Lee, on the other hand, would say, "I'll live happily ever after when I'm dead." So you know, those guys have two more books coming, and probably one more after that, and when I'm ninety I'll be writing about them arguing about the holovision volume in the retirement home and whether to get a prosthetic tail or not. Unless they get worn out. Unless they stop coming to me and demanding attention. And then I'll turn to someone else (what up, Sol?).

Because that's the other thing about characters, the thing every writer has to remember: if the character isn't right, you can always make a new one.

Just do it with care. Because if you don't care about your characters, how can you expect your readers to?

-------------
Thought i would share cause bot all of you are foloowing Kyell on FA. This was jut copy and pasted cause some of you might not want to be bothered following a link. I agree with all of his points, and most people (even myself) forget a lot of these. So what do y'all think about this?


----------



## Friday (Aug 11, 2013)

I think Kyell Gold is an excellent person to listen to when it comes to creating and writing characters. Dev, Lee, Kory, Samaki, Sol, and all the rest, are memorable, unique, and strong characters. It's what I loved about his work when I first started reading it, and what inspired me to start writing.

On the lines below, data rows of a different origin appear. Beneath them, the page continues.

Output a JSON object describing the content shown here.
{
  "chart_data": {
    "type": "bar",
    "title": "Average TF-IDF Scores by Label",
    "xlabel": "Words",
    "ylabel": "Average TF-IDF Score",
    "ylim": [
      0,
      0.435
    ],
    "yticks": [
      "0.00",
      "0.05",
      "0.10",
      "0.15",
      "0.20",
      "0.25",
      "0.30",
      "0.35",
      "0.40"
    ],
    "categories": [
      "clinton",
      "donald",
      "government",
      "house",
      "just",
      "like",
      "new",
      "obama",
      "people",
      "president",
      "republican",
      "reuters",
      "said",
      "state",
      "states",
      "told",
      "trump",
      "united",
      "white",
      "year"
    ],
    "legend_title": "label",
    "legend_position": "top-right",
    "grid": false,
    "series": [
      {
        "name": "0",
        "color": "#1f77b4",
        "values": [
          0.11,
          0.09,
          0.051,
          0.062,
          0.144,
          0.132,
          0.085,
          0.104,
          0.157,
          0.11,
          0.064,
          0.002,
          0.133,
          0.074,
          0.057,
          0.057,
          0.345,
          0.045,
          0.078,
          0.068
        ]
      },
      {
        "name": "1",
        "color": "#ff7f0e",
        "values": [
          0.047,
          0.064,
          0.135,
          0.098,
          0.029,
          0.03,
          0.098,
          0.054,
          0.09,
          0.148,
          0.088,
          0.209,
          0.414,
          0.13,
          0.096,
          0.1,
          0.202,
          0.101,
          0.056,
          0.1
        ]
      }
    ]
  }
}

On a side note, I think I'm the only person who actually is fine with Kory and Samaki having only one book, even though I loved _Waterways_ and it's only fighting with one other book (coincidentally by different author about an otter's journey growing up, getting kicked out of his home for doing what he feels is right, and ending up in a better place where is he loved for who he is) for 'my favorite book' title. I just wish I could re-read _Waterways_. Currently, my attempts to are met with too much emotional pain because there are lots of feels.


----------



## miskey (Aug 11, 2013)

Friday said:


> On a side note, I think I'm the only person who actually is fine with Kory and Samaki having only one book, even though I loved _Waterways_ and it's only fighting with one other book (coincidentally by different author about an otter's journey growing up, getting kicked out of his home for doing what he feels is right, and ending up in a better place where is he loved for who he is) for 'my favorite book' title. I just wish I could re-read _Waterways_. Currently, my attempts to are met with too much emotional pain because there are lots of feels.


I agree 100% with you

I'm fine with just the one book with them (though, in all honesty, another would be kickass) because that one book was so inspiring and thrilling that it didn't really need a sequel. But Dev and Lee's books kind of need the sequels.


----------



## Friday (Aug 11, 2013)

Well, most of Kory's problems have been solved. There are no remaining issues that were brought up in _Waterways_ that weren't resolved by the end of the story. In _Out of Position_ and _Isolation Play_ there are still many problems and issues left to be resolved. Hence, they still have stories left to tell. The same is true of Sol, who Kyell seems to be really fascinated with as a character.

Even if more problems appear in Kory's life, they almost certainly won't be in regard to his acceptance of his sexual orientation, which was the main reason his story was compelling and beautiful.


----------